By Michael Arnold (Windham, NH)
Adam Sandler Needs to Make More Movies like Uncut Gems
I’ve always loved Adam Sandler, ever since I saw Happy Gilmore at the adolescent age of 12 years old, but in the past few years I have almost been ashamed or embarrassed to be an Adam Sandler fan. His “comedy” movies nowadays just seem to be completely out of touch with… well everything, what year it is, what is relevant in today’s world, and what people find funny. Even so. I still purchase a ticket to see each and every new Adam Sandler movie, and again, and again I am disappointed. I can say I was about to lose hope, and declare his career dead, but this movie came out of nowhere and hit me like a semi-truck. This movie gave me so much hope, and not only that, it created tons of excitement to see what this absolute mad man will do next. And I’m here to share why this movie was so restoring for me, and why Adam Sandler needs to make more movies like Uncut Gems.
In Uncut Gems Adam Sandler plays an ambitious New York City jeweler named Howard with a bad habit of getting into dangerous situations and a strong itch for gambling. Howard comes across this precious stone and enters it into an auction but is his reckless behavior lands him inside some very sticky situations and he finds himself performing a balancing act of many problems concerning business, debts, and family. Sandler plays this character perfectly and shows just enough emotion and realness, while also giving us a convincing peek into this character’s dark side and risky behaviors. This results in a character that is very likeable, while at the same time a complete scumbag.

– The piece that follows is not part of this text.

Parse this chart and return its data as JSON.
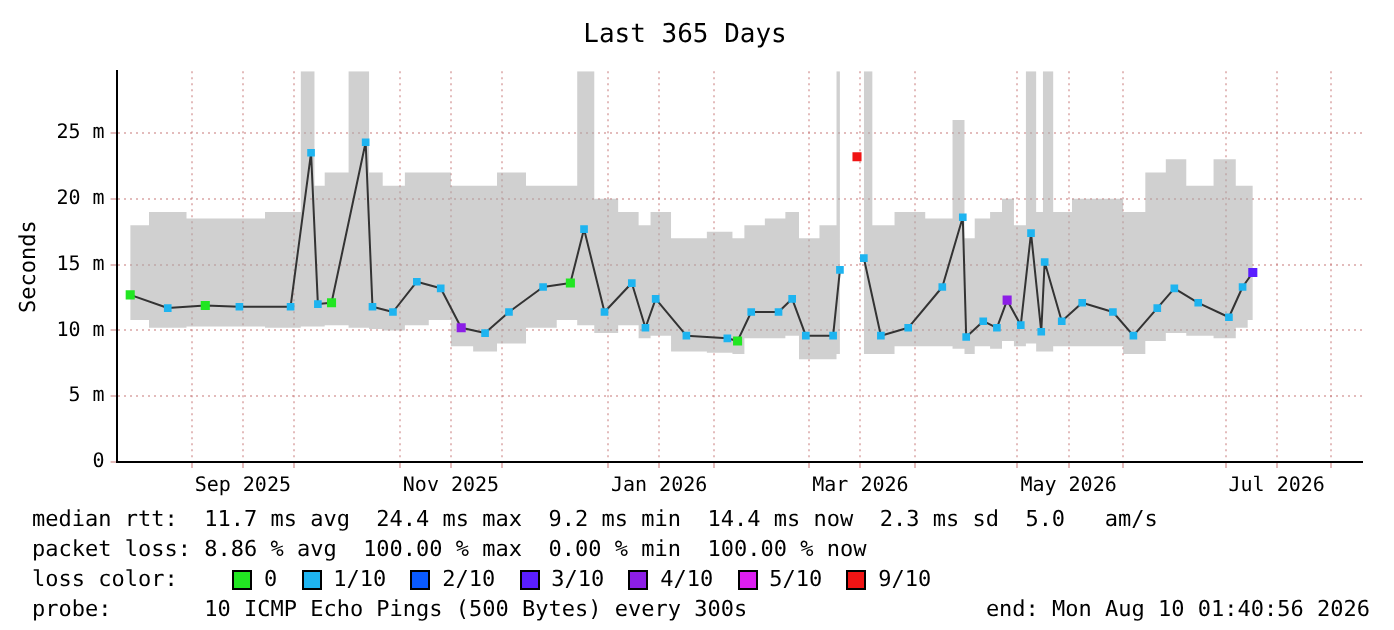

Sandler’s character, Howard, is busy non-stop taking phone calls, meeting customers for his business, avoiding trouble, and trying to hold his family together. Sandler portrays such an intense sense of urgency in each scene that forces us to accept that we are strapped into this two hour and fifteen-minute rollercoaster ride, and it’s not slowing down anytime soon. He creates this urgency by delivering his lines so jumbled and speedily while flowing from one problem to the next so quickly. It makes it seem as if Sandler himself is actually rolling with the punches as he is acting. The rare scene or two where things are slowed down quite a bit still manage to feel so life or death, no matter the circumstances. This is done by Sandler’s extreme expressions and uncomfortable body language.
Of course, it wasn’t just Sandler making this movie this is also largely due to direction of the film and editing to create that permanent sense of urgency. Most importantly Sandler portrays a character that no matter how many terrible decisions he makes, or how many people he treats wrongly, we still cheer him on more and more. And when he goes too far, and the stakes are too high you can’t help but to keep on cheering. This is the greatest performance I have seen from Adam Sandler in a VERY long time, and maybe my favorite performance of his ever. This is so strongly a separation from his recent works, and it is nothing short of a delicious breath of fresh air.
Sandler shines in roles where he can use his over the top personality and expressive acting to create an immensely strong tone, whatever the tone may be, in Uncut Gems specifically, a darker and very passionate tone. We have seen a sparkle of what Sandler can do before, in the drama genre with The Meyerowitz Stories, and I thought that might be the last I would see of it. Now all I can say is that I am grateful for this film that really brings out the gambler in all of us, and I am extremely hopeful that Sandler will take many more serious or dramatic roles in the future, as this is where I think his true talents shine the most.